Robbins and Silvia said parking is still scarce, and working in the common means backing up 17-foot box trucks onto its walkways and lugging boxes of fruits and vegetables to display areas.
“We’re not selling balloons here,’’ Silvia said. “They are heavy.’’
Customers won’t like toting purchases a block and a half to the nearest parking area, Robbins said: “Are you going to carry a dozen ears of corn and a couple of watermelons with a couple of kids in tow?’’
Silvia said town officials told them the market can always be moved back to the function facility parking lot if it doesn’t work out. But the farmers are urging their customers to tell selectmen to leave things alone.
If they are unsuccessful, Robbins said, it’s the end of the line for her. “I’m going to stay through this year, but if they move I’m not going,’’ she said. “I’m not backing down, though. I’m not leaving without a fight.’’
Silvia said he is exasperated with the idea of a more entertaining market with crafters and face-painters and other such offerings. He said the town doesn’t understand the market at all. “We’re not peddlers, and we have to prepare for the market starting in February,’’ he said.
Selectwoman Helen Abdallah Donohue said she voted against the move, but not because she agrees with the market’s management. She said it’s quite the opposite.

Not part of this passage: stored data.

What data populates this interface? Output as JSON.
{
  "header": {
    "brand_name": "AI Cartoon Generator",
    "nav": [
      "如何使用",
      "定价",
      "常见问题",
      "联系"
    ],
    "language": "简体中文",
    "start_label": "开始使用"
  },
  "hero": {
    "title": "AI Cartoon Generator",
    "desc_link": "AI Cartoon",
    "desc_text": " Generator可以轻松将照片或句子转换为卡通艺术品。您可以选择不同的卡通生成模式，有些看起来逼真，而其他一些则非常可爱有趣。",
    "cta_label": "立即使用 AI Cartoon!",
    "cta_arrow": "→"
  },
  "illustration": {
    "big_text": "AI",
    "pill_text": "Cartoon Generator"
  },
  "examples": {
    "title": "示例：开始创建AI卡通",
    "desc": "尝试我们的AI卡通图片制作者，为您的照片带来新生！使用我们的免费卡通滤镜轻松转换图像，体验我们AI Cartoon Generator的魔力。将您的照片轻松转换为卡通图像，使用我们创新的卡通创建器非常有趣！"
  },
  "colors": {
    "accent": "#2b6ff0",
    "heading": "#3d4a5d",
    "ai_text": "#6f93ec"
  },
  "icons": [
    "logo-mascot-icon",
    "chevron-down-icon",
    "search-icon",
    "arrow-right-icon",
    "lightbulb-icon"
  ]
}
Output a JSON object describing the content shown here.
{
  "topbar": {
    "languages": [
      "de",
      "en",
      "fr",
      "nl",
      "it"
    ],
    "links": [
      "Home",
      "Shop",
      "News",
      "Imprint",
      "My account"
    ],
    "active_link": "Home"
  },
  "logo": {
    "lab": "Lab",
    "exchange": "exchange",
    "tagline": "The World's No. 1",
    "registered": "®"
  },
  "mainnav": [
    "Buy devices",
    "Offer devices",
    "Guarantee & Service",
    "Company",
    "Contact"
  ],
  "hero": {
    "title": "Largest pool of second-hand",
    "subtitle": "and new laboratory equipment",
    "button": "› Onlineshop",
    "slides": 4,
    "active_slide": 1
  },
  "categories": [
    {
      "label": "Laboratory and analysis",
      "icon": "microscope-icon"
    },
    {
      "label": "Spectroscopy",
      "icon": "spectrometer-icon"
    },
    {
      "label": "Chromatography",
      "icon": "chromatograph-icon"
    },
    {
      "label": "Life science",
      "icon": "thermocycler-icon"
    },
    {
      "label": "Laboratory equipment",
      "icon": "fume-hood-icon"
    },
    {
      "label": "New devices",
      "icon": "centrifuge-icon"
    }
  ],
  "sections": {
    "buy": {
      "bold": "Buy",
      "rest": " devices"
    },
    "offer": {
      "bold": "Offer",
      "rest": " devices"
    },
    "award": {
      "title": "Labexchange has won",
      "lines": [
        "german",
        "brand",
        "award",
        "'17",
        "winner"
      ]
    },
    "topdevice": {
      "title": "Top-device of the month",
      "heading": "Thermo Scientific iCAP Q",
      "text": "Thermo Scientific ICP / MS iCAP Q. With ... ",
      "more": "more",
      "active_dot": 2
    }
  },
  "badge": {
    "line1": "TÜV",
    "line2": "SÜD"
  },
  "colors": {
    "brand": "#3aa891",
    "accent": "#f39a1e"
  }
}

“We have spent the past year making the Town Common pretty, and if we were going to put pushcarts there, that would be fine with me,’’ she said. “But why are we making it a truck stop?’’
“To me, the common is a special place,’’ Donohue said. “It was never intended to have vehicles.’’
As for the farmers, she said they have benefited from town resources for years yet have never contributed to a local cause or found some other way to offer payback.
“And they should,’’ she said. “They take business away from the local merchants.’’
With 258 farmers markets statewide, Silvia said he is not worried about finding another venue to fill his Tuesdays. But he said he feels sorry for the customers with whom he has built an almost two-decades-long relationship.
“I’ve watched their kids grow up, and they are like family to me,’’ he said. “I know the selectmen don’t see me as part of the community, but after 17 years I feel like I am.’’
The Norwood Farmers Market is open on Tuesdays from 1 to 6 p.m. until Oct. 25.